Jewels in Her Crown: Treasures of Columbia University Libraries Special Collections

Exhibition Themes > Literature > 191. La Mort le roi Artu

191.  La Mort le roi Artu. Manuscript on palimpsested parchment and paper, 94 leaves,. Northeastern Italy, 14th century. RBML, Western MS 24

This Arthurian romance is an amalgam of contradictions, proof of the divide between today's world and the world that produced the manuscript. Its 19th-century owner was the famous bibliophile, Baron Horace Landau, a representative of the Rothschild banking house in various cities across Europe. It must have been Landau who had the book bound by one of the foremost Florentine binders, G. Berti, in a sumptuous purple morocco binding with inlays of gilt-patterned green morocco at the corners, and gilt dentelle on the turn-ins. Clearly, the codex was highly valued by its aristocratic owner.
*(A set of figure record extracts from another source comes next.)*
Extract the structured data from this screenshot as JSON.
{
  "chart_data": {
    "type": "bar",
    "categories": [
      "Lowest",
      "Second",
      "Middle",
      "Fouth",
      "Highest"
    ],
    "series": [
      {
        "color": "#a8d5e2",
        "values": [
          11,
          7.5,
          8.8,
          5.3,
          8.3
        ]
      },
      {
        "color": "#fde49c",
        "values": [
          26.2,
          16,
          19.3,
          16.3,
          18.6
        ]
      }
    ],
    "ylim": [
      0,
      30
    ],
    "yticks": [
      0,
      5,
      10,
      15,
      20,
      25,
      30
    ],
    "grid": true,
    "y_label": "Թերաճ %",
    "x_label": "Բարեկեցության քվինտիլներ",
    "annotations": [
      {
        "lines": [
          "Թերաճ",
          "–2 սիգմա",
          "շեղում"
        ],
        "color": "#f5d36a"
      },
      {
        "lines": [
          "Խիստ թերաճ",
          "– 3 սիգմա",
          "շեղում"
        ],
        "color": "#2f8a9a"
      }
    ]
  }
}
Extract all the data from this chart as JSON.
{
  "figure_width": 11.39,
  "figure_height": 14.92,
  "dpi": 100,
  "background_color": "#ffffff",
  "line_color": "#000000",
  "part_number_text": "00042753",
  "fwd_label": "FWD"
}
But in its day, the book was a casual way to pass the time: a fairy tale, in the vernacular, partially copied on cheap second-hand parchment (the underlying text seems to be a notarial register from the province of Vicenza), and partially copied on poorly sized paper; even the effort to provide good penwork initials petered out after the first four gatherings. The book provoked confusion in today's scholars, as well: it was registered as French in origin, according to the too-simple logic that its language declared its place of birth.